Nos cincos minutos que ali estive a ser multado, vi pouco trânsito mas assisti a outra contraordenação e à paragem de uma senhora, de cinquenta ou sessenta anos, ao volante de um pequeno WV Up branco, aos mesmos 83km/h fatídicos que este delinquente rodoviário agora a redimir-se no papel.
Voltei para o carro e arranquei com a indignação da Elsa e com o silêncio da sesta dos meus filhos. Estava fodido, mas resignado em estupefação. Tínhamos menos 120€ e tínhamos optado pelas estradas nacionais para pouparmos em portagens. Pensei em como conduzo. Pensei na minha bicicleta. Pensei na arbitrariedade daquela operação. Pensei no destino daquela curta deslocação e no destino do qual desconfio. Pensei que era injusto. Pensei em argumentos. E pensei que o melhor era continuar, lembrar-me de que há sanções das quais nada se aprende para além disso mesmo.
Numa recta e em cinco minutos, as arcas públicas portuguesas amealharam 240€. Possivelmente para pagar gastos prioritários, como o do combustível do carro da brigada, parado ao relantim e com o A/C ligado. Eu e os meus seguimos viagem. Vimos e sonhámos com uma futura construção no nosso terreno, com uma varanda para a planície para podermos partilhar com o Jorge e os seus em agradecimento por este horizonte azul agora a assomar-se aos meus ouvidos.
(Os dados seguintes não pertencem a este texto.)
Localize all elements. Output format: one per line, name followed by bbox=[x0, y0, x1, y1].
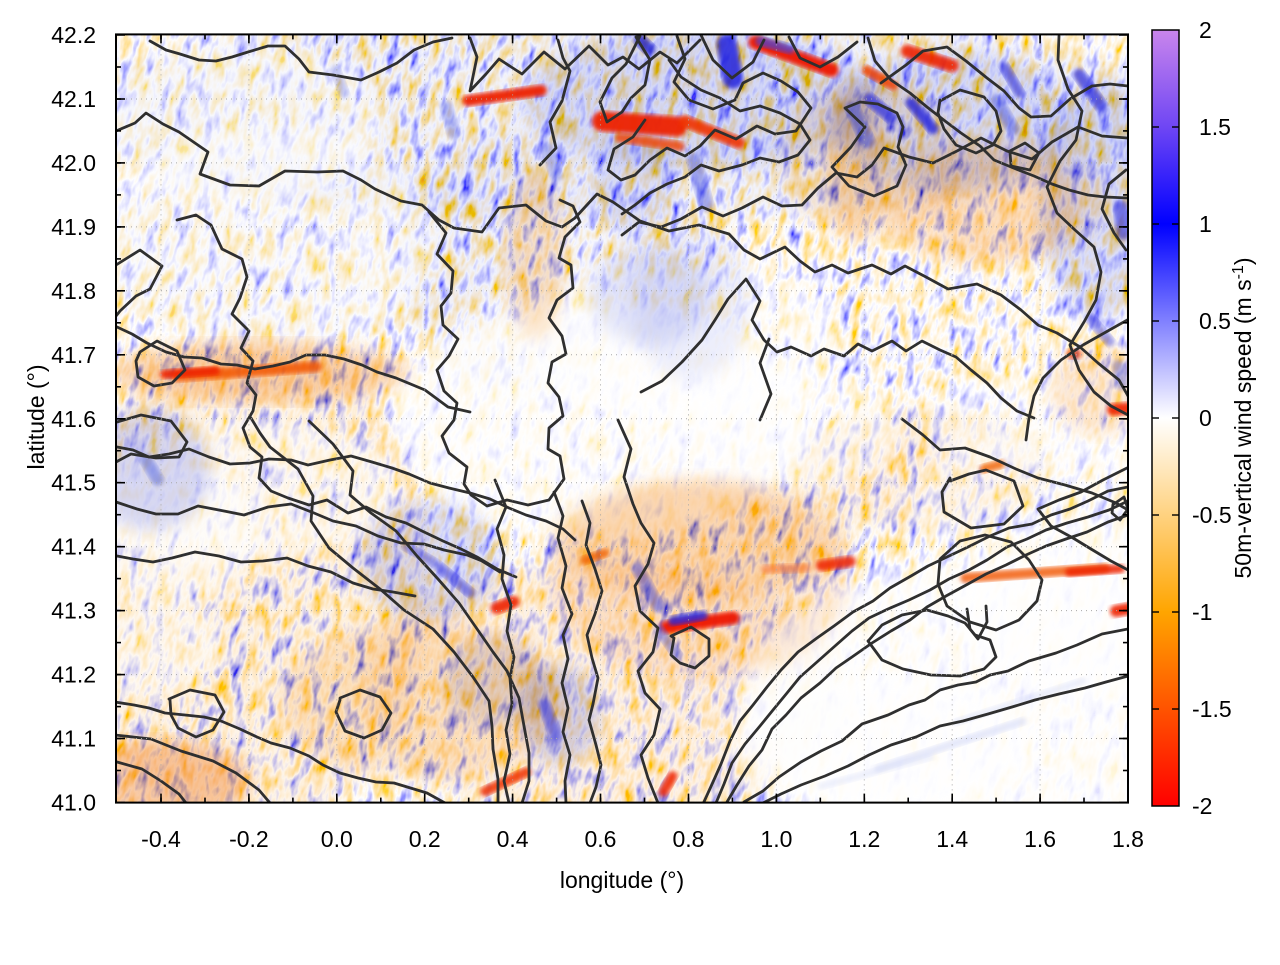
svg-text:41.9: 41.9 bbox=[51, 214, 96, 240]
svg-text:1.8: 1.8 bbox=[1112, 826, 1144, 852]
svg-text:1.0: 1.0 bbox=[760, 826, 792, 852]
svg-text:42.1: 42.1 bbox=[51, 86, 96, 112]
svg-text:41.3: 41.3 bbox=[51, 598, 96, 624]
svg-text:1.6: 1.6 bbox=[1024, 826, 1056, 852]
svg-text:42.2: 42.2 bbox=[51, 22, 96, 48]
svg-text:0.4: 0.4 bbox=[497, 826, 529, 852]
svg-text:1.4: 1.4 bbox=[936, 826, 968, 852]
svg-text:41.4: 41.4 bbox=[51, 534, 96, 560]
svg-text:41.0: 41.0 bbox=[51, 790, 96, 816]
svg-text:42.0: 42.0 bbox=[51, 150, 96, 176]
svg-text:-1.5: -1.5 bbox=[1192, 696, 1232, 722]
svg-text:latitude (°): latitude (°) bbox=[23, 364, 49, 469]
svg-text:0.2: 0.2 bbox=[409, 826, 441, 852]
svg-text:-0.5: -0.5 bbox=[1192, 502, 1232, 528]
svg-text:-0.2: -0.2 bbox=[229, 826, 269, 852]
svg-text:41.1: 41.1 bbox=[51, 726, 96, 752]
svg-text:41.2: 41.2 bbox=[51, 662, 96, 688]
svg-text:41.8: 41.8 bbox=[51, 278, 96, 304]
svg-text:0.6: 0.6 bbox=[585, 826, 617, 852]
svg-text:41.5: 41.5 bbox=[51, 470, 96, 496]
svg-text:50m-vertical wind speed (m s-1: 50m-vertical wind speed (m s-1) bbox=[1230, 257, 1257, 578]
svg-text:-2: -2 bbox=[1192, 793, 1212, 819]
svg-text:0.0: 0.0 bbox=[321, 826, 353, 852]
svg-text:-1: -1 bbox=[1192, 599, 1212, 625]
svg-text:41.7: 41.7 bbox=[51, 342, 96, 368]
svg-text:0.5: 0.5 bbox=[1199, 308, 1231, 334]
svg-text:0.8: 0.8 bbox=[673, 826, 705, 852]
svg-text:0: 0 bbox=[1199, 405, 1212, 431]
svg-text:1.2: 1.2 bbox=[848, 826, 880, 852]
svg-text:1: 1 bbox=[1199, 211, 1212, 237]
svg-text:2: 2 bbox=[1199, 17, 1212, 43]
svg-text:41.6: 41.6 bbox=[51, 406, 96, 432]
svg-text:-0.4: -0.4 bbox=[141, 826, 181, 852]
svg-text:longitude (°): longitude (°) bbox=[560, 867, 684, 893]
svg-text:1.5: 1.5 bbox=[1199, 114, 1231, 140]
Voltámos já ao final do dia e preferimos pagar portagens: 2'80€. Jamais a agulha ultrapassou os 120, mas vá-se lá saber onde estará o próximo radar a apanhar-me... espero que não seja tão depressa. É possível começar a gostar desta sensação de proscrito e abraçar o outro lado da lei. Justiça far-se-ia, de certeza, os meus diários seriam mais emocionantes do que estes que para aqui vou amontoando.